Wenn im Fußraum eines Fahrzeugs nur wenig Platz zur Verfügung steht, ist ein solcher Pedalgeber nur schwer oder nicht zu montieren und zu demontieren. Daher soll ein Pedalgeber geschaffen werden, der auch unter beengten Verhältnissen problemlos ein- und ausgebaut werden kann. Dies wird dadurch erreicht, dass die Drehachse des Pedals (3) senkrecht zu den Hauptflächen der Grundplatte (6) angeordnet ist und dass die Längsachse der Schraube (19) in etwa parallel zu der Drehachse ausgerichtet ist.

Beschreibung[de]

Die Erfindung betrifft einen Pedalgeber gemäß dem Oberbegriff des Anspruchs 1.

Im Fahrzeugbau werden vermehrt Pedale eingesetzt, die mit einem Sensor gekoppelt sind, der einen Pedalweg und/oder einen Druck auf das Pedal erfasst und entsprechende Signale an eine Auswerteelektronik leitet.
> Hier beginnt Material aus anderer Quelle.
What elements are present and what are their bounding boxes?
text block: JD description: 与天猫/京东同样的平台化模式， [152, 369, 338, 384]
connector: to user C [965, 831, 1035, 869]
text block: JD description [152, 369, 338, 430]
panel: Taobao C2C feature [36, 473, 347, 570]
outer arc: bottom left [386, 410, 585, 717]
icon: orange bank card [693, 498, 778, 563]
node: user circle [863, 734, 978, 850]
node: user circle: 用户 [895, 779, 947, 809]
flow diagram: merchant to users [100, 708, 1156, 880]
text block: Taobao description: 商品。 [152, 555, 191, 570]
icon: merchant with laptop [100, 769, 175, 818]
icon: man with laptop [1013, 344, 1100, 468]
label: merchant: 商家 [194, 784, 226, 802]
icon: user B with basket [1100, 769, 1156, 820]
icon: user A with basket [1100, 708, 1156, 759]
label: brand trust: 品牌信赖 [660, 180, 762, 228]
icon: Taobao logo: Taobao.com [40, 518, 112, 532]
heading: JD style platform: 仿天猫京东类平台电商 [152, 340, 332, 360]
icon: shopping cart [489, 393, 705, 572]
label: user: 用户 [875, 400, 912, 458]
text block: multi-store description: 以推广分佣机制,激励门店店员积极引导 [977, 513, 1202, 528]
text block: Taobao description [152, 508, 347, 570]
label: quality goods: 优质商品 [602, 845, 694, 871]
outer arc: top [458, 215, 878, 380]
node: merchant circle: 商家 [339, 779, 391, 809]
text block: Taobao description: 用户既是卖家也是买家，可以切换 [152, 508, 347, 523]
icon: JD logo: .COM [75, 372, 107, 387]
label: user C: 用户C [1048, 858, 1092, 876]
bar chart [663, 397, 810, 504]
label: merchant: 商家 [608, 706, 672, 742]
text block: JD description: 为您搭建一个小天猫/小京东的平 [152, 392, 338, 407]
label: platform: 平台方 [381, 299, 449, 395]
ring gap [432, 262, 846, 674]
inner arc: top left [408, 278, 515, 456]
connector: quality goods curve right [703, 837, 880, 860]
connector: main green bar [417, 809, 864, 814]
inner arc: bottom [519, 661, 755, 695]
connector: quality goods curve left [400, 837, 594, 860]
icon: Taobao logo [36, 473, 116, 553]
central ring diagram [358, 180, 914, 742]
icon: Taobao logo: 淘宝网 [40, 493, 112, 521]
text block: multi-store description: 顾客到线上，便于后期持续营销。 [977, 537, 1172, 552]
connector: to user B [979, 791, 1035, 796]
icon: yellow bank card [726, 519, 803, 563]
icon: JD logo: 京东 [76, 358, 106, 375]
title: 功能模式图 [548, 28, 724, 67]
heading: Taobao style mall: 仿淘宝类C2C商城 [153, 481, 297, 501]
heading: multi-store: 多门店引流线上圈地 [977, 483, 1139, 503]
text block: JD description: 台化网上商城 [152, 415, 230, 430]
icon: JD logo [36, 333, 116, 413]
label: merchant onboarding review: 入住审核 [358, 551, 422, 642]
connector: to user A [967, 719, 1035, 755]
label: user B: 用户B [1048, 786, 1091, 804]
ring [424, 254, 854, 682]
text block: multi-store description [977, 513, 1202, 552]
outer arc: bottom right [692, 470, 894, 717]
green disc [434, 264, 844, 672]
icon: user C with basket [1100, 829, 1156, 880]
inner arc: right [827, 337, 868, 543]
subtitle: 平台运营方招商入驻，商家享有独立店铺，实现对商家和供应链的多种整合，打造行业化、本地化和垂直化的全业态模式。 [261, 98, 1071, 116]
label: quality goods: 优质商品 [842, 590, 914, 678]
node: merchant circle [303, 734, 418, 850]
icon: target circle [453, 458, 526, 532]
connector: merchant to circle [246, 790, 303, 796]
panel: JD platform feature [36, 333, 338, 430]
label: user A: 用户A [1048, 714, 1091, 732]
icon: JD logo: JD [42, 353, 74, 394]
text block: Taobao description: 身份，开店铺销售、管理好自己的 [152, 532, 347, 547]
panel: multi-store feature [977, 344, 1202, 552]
Diese steuert und/oder regelt die zugehörigen Funktionen wie z.B. eine Fahrgeschwindigkeit.

Die DE 296 11 890 U1 beschreibt einen Drehsensor für z.B. ein Gaspedal, dessen Schleiferträger mit einer Betätigungswelle verbunden ist. Der Drehsensor und die Betätigungswelle sind in einem Gehäuse gelagert, das mit drei Schrauben an einem Träger befestigt ist. Die Längsachsen der Schrauben sind in etwa parallel zur Fahrtrichtung.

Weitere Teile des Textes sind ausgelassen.